Father, do you remember what I told mother about the place I had been to, and whom I had been allowed to see? What did they think of it?

[See M. F. A. L. sitting with Mrs. Leonard, 4 February 1916, Chap. [XX].]

O. J. L.—Well, the family thought that it wasn't like Raymond.

Ah, that's what I was afraid of. That's the awful part of it.

O. J. L.—Well, I don't suppose they knew your serious side.

Before he gave that to his mother, he hesitated, and thought he wouldn't. And then he said, Never mind what they think now, I must let mother and father know.
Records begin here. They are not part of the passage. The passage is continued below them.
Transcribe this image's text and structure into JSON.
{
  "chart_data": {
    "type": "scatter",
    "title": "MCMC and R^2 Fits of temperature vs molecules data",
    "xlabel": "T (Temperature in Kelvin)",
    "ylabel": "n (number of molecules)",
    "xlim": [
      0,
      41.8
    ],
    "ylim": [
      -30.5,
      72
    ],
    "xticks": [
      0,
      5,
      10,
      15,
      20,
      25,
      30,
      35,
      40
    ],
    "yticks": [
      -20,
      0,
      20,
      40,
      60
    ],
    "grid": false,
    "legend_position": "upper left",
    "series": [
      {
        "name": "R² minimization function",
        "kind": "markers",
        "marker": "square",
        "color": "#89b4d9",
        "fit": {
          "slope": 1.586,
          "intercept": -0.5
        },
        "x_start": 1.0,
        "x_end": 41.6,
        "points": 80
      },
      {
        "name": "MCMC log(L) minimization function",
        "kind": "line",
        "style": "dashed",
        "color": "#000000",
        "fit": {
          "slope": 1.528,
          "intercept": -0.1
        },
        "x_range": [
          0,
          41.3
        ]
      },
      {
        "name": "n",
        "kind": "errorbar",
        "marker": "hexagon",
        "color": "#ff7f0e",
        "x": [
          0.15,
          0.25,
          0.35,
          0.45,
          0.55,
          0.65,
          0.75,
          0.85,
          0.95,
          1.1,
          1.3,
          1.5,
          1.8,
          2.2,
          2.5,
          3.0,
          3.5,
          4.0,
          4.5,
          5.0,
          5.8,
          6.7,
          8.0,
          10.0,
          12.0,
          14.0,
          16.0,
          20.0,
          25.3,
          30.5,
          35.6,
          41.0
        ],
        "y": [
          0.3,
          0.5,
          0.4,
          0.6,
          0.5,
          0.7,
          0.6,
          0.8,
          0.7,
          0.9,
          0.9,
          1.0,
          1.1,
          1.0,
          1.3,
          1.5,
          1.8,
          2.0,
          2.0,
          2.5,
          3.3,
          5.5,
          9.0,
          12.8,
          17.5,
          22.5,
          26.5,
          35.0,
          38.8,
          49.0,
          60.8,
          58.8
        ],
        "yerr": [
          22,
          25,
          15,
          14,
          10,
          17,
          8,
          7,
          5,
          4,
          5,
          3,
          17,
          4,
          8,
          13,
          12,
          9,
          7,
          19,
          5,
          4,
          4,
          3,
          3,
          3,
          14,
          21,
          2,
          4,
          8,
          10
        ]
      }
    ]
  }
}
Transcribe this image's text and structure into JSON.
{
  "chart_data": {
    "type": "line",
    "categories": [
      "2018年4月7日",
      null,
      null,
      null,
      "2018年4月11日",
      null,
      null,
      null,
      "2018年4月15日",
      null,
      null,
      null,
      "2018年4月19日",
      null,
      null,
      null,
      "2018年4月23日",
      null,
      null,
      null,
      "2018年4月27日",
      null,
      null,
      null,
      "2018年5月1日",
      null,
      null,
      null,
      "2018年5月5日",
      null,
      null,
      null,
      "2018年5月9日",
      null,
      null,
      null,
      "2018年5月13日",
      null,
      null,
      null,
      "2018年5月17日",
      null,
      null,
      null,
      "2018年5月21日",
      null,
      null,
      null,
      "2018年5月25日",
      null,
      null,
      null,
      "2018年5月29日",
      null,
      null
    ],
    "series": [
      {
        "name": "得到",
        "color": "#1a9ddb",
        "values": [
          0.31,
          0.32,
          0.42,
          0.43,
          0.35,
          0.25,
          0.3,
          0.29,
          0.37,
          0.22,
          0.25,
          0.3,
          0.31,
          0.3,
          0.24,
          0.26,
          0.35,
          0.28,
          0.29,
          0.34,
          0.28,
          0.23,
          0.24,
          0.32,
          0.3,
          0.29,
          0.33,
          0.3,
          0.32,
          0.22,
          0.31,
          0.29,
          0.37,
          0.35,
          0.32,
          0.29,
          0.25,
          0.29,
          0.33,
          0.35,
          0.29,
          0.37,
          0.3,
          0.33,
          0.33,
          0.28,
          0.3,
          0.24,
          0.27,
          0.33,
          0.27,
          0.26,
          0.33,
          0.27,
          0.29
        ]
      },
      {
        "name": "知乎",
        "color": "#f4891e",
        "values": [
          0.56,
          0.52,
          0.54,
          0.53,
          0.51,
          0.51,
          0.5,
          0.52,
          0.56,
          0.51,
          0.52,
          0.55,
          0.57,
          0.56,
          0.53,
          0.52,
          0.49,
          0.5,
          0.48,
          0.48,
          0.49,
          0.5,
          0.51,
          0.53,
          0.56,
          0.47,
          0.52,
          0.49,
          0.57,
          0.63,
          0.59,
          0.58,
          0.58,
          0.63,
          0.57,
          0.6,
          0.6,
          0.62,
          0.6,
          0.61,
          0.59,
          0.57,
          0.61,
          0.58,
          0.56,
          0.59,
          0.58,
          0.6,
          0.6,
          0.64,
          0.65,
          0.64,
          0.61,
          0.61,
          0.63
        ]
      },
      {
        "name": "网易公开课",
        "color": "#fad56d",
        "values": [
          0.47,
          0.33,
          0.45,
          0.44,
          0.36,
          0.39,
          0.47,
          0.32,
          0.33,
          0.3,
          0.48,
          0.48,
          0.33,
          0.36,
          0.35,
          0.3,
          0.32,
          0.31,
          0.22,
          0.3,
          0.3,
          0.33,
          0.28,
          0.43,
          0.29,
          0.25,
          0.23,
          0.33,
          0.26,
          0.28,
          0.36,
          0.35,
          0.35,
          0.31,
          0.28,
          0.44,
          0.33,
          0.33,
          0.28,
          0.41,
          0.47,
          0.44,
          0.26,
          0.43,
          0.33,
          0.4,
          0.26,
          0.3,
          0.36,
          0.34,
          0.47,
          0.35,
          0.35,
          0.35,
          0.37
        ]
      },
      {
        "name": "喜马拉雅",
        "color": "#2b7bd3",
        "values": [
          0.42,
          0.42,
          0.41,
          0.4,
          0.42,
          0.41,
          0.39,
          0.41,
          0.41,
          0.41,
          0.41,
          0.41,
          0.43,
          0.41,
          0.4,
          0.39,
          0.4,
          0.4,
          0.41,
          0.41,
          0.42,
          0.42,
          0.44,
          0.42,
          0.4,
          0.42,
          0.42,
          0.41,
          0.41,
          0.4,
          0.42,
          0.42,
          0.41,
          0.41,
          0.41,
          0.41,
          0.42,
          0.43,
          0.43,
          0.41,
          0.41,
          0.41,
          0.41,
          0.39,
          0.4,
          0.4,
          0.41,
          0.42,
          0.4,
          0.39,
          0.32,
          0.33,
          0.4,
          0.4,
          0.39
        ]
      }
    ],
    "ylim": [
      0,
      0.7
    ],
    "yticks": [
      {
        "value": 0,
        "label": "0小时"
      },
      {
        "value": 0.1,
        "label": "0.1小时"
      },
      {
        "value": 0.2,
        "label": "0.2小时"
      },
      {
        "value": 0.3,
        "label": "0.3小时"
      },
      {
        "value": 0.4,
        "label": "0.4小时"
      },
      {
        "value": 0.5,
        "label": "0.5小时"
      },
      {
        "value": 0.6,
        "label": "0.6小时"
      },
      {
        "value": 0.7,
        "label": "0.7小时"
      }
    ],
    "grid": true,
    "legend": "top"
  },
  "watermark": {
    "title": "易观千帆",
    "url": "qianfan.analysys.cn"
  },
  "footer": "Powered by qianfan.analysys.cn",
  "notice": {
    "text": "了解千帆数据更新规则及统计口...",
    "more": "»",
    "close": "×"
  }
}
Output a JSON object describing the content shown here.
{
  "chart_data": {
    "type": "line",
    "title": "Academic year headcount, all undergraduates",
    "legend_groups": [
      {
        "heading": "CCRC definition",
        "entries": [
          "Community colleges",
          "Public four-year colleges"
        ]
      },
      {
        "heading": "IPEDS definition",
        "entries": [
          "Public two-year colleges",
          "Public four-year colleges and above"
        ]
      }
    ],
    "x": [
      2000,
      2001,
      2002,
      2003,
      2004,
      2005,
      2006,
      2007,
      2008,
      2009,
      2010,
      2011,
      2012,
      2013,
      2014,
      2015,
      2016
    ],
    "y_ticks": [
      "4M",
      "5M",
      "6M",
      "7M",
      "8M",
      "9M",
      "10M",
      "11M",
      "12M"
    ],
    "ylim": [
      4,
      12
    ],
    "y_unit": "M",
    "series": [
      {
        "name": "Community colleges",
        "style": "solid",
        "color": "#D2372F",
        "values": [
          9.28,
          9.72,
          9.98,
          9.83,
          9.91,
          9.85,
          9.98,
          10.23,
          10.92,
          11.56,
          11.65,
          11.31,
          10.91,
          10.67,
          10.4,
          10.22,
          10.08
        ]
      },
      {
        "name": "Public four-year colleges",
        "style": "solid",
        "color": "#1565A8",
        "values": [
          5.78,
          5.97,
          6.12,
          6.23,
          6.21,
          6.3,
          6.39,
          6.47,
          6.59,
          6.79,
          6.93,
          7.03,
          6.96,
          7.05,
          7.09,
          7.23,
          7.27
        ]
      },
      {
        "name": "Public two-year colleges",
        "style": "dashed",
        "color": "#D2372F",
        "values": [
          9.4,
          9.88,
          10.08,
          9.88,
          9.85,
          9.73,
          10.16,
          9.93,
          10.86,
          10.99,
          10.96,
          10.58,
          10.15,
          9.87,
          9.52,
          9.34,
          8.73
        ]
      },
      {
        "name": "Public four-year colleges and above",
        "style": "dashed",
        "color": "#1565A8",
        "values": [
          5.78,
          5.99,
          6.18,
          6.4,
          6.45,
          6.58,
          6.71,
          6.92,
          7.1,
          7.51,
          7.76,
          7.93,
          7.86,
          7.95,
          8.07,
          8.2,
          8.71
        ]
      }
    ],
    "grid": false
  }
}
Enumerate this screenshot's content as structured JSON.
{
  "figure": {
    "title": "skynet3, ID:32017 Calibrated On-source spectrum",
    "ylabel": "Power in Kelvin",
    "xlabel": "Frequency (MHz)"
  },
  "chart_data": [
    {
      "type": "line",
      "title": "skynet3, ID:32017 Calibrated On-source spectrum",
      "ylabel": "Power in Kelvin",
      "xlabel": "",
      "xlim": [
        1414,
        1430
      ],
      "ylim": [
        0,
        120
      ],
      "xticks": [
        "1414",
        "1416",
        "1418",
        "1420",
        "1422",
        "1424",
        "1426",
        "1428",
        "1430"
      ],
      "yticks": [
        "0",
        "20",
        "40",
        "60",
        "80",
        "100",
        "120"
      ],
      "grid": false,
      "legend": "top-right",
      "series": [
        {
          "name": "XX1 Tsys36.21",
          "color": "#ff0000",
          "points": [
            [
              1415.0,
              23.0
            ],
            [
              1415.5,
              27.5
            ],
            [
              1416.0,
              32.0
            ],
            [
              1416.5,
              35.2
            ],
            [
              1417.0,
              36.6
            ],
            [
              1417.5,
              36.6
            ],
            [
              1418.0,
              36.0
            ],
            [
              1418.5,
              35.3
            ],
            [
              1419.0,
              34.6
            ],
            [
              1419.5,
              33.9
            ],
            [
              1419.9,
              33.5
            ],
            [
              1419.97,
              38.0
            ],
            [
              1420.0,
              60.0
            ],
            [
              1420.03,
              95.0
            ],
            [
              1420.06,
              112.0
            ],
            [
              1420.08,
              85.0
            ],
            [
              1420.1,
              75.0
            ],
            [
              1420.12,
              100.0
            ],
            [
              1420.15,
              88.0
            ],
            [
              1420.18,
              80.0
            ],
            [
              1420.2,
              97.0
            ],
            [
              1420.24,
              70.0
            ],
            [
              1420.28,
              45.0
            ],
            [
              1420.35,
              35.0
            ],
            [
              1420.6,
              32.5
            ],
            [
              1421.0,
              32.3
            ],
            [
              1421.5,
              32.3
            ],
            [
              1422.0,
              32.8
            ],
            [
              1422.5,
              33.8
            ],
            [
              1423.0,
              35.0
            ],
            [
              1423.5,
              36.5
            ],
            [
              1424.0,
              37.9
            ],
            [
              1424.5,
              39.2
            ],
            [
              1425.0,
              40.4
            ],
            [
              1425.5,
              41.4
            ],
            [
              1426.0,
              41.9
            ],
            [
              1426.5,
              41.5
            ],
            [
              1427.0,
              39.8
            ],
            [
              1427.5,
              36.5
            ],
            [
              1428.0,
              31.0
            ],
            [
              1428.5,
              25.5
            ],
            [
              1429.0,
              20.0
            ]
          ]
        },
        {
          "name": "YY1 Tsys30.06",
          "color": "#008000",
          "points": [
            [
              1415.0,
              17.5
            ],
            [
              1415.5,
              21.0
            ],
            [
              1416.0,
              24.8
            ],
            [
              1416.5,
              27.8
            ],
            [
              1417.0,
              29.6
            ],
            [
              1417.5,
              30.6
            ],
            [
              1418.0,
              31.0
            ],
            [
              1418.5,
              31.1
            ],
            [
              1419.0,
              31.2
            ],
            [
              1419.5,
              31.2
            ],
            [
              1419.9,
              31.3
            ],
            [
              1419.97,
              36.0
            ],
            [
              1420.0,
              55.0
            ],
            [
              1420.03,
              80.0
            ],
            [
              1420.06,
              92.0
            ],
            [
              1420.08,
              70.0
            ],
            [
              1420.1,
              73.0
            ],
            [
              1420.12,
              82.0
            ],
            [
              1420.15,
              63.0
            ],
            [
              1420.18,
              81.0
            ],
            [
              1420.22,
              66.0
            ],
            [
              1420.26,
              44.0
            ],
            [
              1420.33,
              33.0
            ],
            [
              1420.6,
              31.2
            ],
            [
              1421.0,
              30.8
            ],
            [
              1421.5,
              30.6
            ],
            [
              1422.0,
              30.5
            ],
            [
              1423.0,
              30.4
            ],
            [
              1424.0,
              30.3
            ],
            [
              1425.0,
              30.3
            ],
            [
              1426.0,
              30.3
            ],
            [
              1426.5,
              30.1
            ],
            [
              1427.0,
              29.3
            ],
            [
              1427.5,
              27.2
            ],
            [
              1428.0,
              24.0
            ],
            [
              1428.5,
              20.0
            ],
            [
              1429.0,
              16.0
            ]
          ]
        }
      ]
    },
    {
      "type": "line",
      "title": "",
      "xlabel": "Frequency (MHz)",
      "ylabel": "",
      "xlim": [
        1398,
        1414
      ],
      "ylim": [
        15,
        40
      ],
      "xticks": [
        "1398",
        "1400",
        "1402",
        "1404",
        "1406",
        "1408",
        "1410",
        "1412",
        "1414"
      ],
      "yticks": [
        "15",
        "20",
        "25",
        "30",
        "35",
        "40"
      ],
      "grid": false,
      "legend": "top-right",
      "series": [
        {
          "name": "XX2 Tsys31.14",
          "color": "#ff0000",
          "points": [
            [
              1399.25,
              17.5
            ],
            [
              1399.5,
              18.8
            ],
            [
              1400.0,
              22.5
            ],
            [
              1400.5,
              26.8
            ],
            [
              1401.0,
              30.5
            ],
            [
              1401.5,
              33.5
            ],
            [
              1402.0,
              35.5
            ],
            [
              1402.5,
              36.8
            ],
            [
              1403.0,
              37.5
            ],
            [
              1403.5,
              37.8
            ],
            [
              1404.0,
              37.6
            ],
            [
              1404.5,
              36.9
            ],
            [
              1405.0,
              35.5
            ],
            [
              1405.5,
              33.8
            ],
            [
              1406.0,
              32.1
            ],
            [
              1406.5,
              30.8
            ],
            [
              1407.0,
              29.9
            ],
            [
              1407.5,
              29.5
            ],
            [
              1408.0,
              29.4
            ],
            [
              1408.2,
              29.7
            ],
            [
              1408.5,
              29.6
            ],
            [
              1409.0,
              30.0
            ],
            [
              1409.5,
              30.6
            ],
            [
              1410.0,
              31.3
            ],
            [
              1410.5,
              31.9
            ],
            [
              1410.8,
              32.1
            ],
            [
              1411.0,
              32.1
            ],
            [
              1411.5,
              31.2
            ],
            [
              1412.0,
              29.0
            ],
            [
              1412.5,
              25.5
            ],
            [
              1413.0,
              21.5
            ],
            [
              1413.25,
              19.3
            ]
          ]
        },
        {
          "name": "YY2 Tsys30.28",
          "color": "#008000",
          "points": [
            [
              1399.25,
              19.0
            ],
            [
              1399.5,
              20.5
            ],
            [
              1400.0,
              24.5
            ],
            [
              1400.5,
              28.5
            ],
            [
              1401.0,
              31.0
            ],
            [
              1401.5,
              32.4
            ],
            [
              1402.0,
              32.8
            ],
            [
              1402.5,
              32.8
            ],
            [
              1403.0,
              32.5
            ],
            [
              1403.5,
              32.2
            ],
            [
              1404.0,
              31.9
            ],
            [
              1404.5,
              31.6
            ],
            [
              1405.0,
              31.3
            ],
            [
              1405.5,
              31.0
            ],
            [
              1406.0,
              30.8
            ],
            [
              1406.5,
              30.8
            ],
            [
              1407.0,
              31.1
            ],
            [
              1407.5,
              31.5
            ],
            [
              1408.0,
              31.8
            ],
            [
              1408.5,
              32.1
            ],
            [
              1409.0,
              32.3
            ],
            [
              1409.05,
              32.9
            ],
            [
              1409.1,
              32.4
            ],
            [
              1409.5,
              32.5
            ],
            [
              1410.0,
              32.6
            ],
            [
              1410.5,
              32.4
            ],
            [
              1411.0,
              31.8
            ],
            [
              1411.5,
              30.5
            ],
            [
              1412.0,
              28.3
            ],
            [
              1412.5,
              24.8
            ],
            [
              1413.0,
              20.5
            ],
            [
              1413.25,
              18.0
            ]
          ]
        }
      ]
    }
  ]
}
Some day they will know, and so, what does it matter?

He knew that they might think it was something out of a book, not me; but perhaps they didn't know that side of me so well.

O. J. L.—No. But among the things that came back, there was a Bible with marked passages in it, and so I saw that you had thought seriously about these things. [page [11].]

Yes, he says. Yet there's something strange about it somehow. We are afraid of showing that side; we keep it to ourselves, and even hide it.